11.Endoscopic treatment of AP (biliary origin type): It is recommended that in conditional units, nasobiliary drainage or endoscopic sphincterotomy should be performed for suspected or confirmed AP (biliary origin type) if it meets the index of severe disease, and/or if there is cholangitis, jaundice, dilatation of the common bile duct, or if it is initially judged to be MAP, but the condition worsens during treatment.
Management of complications: Acute respiratory distress syndrome is a serious complication of AP. Treatment includes mechanical ventilation and high-dose, short-course glucocorticoid application, such as methylprednisolone, and bronchoscopic alveolar lavage if necessary. Acute renal failure is treated primarily with supportive therapy, stabilization of hemodynamic parameters, and dialysis if necessary. Hypotension is associated with hyperdynamic circulation, and management includes close hemodynamic monitoring, intravenous rehydration, and vasoactive drugs if necessary. Heparin should be administered in cases of disseminated intravascular coagulation.AP with pancreatic fluid accumulation will in part develop into pseudocysts. For pancreatic pseudocysts should be closely observed, some of them will absorb on their own, and for bitter pseudocysts >6 cm in diameter with compression and clinical manifestations, puncture drainage or surgical drainage is feasible. Pancreatic abscess is an absolute indication for surgical intervention. For upper gastrointestinal bleeding, acid-control agents such as H2 receptor antagonists and proton pump inhibitors can be applied.

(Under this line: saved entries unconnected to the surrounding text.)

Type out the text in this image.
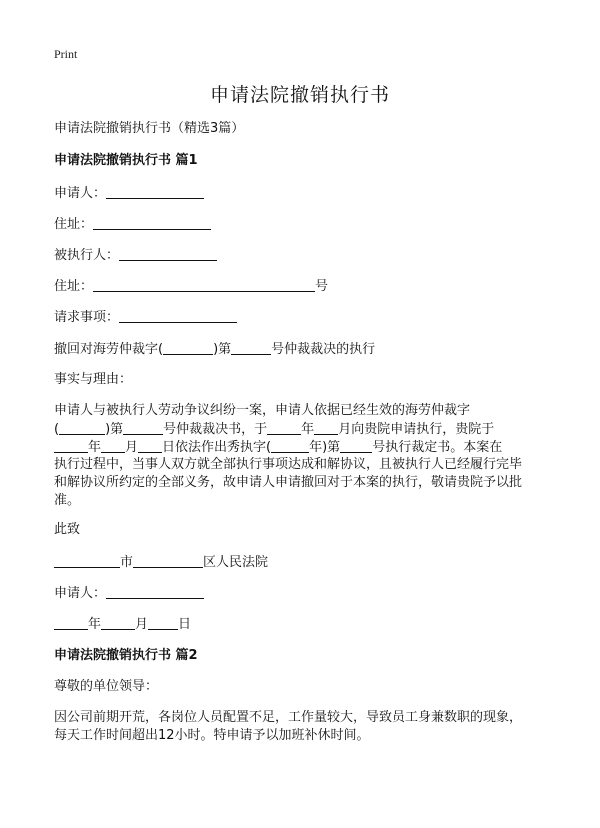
Print
申请法院撤销执行书
申请法院撤销执行书（精选3篇）
申请法院撤销执行书 篇1
申请人：
住址：
被执行人：
住址：	号
请求事项：
撤回对海劳仲裁字(	)第	号仲裁裁决的执行
事实与理由：
申请人与被执行人劳动争议纠纷一案，申请人依据已经生效的海劳仲裁字
(	)第	号仲裁裁决书，于	年 月向贵院申请执行，贵院于
年 月 日依法作出秀执字(	年)第 号执行裁定书。本案在
执行过程中，当事人双方就全部执行事项达成和解协议，且被执行人已经履行完毕
和解协议所约定的全部义务，故申请人申请撤回对于本案的执行，敬请贵院予以批
准。
此致
市	区人民法院
申请人：
年	月 日
申请法院撤销执行书 篇2
尊敬的单位领导：
因公司前期开荒，各岗位人员配置不足，工作量较大，导致员工身兼数职的现象，
每天工作时间超出12小时。特申请予以加班补休时间。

13, surgical treatment: surgical intervention is considered under close observation in cases of secondary infection of necrotic pancreatic tissue. For severe cases, it is advocated that on the basis of intensive care and intensive conservative treatment, after 72h, the patient’s condition is still not stabilized or further deteriorated, which is an indication for surgical treatment, or abdominal irrigation.